と語り、賛否の声が巻き起こった。”なんとなく”とい部分に森氏が独特のニュアンスを込めているのだろうなと思いつつも、この言葉に自分は賛成できない。

投票の際に、何を重視するかは人それぞれ違う。もちろん、各政党は自分たちに有利なように争点を作る(あるいは争点を隠す)。マスメディアや有識者が、それぞれ”これが争点だ”という。

そして、その争点を重要だと考えずに、投票先を決める人、あるいは投票に行かない人を非難することも多々ある。

何が争点かを明示するのはどんどんすればいい。でもその争点を世の中に対して押し付けることはやめてもらいたいと思うわけだ。

今の日本の選挙システムでは、党か個人の名前をかいて投票することしかできないいわけだ。自分と全く同じ考えの投票先なんてめったにないわけで、それぞれジレンマを抱えつつも一つの投票先を選ぶ。

その投票先の選び方が、「憲法改正に賛成ではないけど、他の部分を考えたときに自民党」という思考でも問題ないわけだ。

どのテーマを重視しての投票でよいし、重視するものなくてもよい

10代は何を重視して投票したのか。

朝日新聞によれば
景気雇用が28%・社会保障が15%・憲法が14%。
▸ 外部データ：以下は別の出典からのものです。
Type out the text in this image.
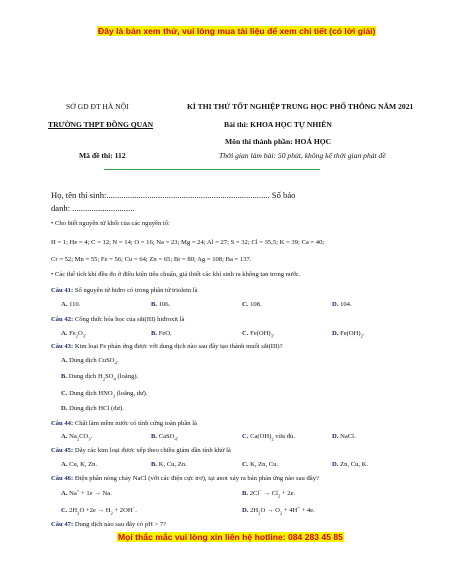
Đây là bản xem thử, vui lòng mua tài liệu để xem chi tiết (có lời giải)
SỞ GD ĐT HÀ NỘI
TRƯỜNG THPT ĐỒNG QUAN
Mã đề thi: 112
KÌ THI THỬ TỐT NGHIỆP TRUNG HỌC PHỔ THÔNG NĂM 2021
Bài thi: KHOA HỌC TỰ NHIÊN
Môn thi thành phần: HOÁ HỌC
Thời gian làm bài: 50 phút, không kể thời gian phát đề
Họ, tên thí sinh:............................................................................ Số báo
danh: .............................
• Cho biết nguyên tử khối của các nguyên tố:
H = 1; He = 4; C = 12; N = 14; O = 16; Na = 23; Mg = 24; Al = 27; S = 32; Cl = 35,5; K = 39; Ca = 40;
Cr = 52; Mn = 55; Fe = 56; Cu = 64; Zn = 65; Br = 80; Ag = 108; Ba = 137.
• Các thể tích khí đều đo ở điều kiện tiêu chuẩn, giả thiết các khí sinh ra không tan trong nước.
Câu 41: Số nguyên tử hiđro có trong phân tử triolein là
A. 110.	B. 106.	C. 108.	D. 104.
Câu 42: Công thức hóa học của sắt(III) hiđroxit là
A. $Fe_2O_3$.	B. FeO.	C. $Fe(OH)_3$.	D. $Fe(OH)_2$.
Câu 43: Kim loại Fe phản ứng được với dung dịch nào sau đây tạo thành muối sắt(III)?
A. Dung dịch CuSO$_4$.
B. Dung dịch $H_2SO_4$ (loãng).
C. Dung dịch $HNO_3$ (loãng, dư).
D. Dung dịch HCl (dư).
Câu 44: Chất làm mềm nước có tính cứng toàn phần là
A. $Na_2CO_3$.	B. CaSO$_4$.	C. $Ca(OH)_2$ vừa đủ.	D. NaCl.
Câu 45: Dãy các kim loại được xếp theo chiều giảm dần tính khử là
A. Cu, K, Zn.	B. K, Cu, Zn.	C. K, Zn, Cu.	D. Zn, Cu, K.
Câu 46: Điện phân nóng chảy NaCl (với các điện cực trơ), tại anot xảy ra bán phản ứng nào sau đây?
A. Na+ + 1e → Na.	B. $2Cl^- \to Cl_2 + 2e$.
C. $2H_2O +2e \to H_2 + 2OH^-$.	D. $2H_2O \to O_2 + 4H^+ + 4e$.
Câu 47: Dung dịch nào sau đây có pH > 7?
Mọi thắc mắc vui lòng xin liên hệ hotline: 084 283 45 85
以下子育て支援・消費税と続いていく
高齢者と見比べると社会保障への関心度は低いが、消費税への関心度は高いといった違いもある。

人によって関心分野は違うのだろうが、その人なりに悩んで政策や候補者を見比べて、投票する。

10代の方なりに身近なテーマに興味をもって、なんとか投票先を決めるということでいい。あるいは重視する政策なんてなくてもよいのかもしれない。初めて選挙に向き合って、自分なりになんらか考えたのならそれが大事なのだ。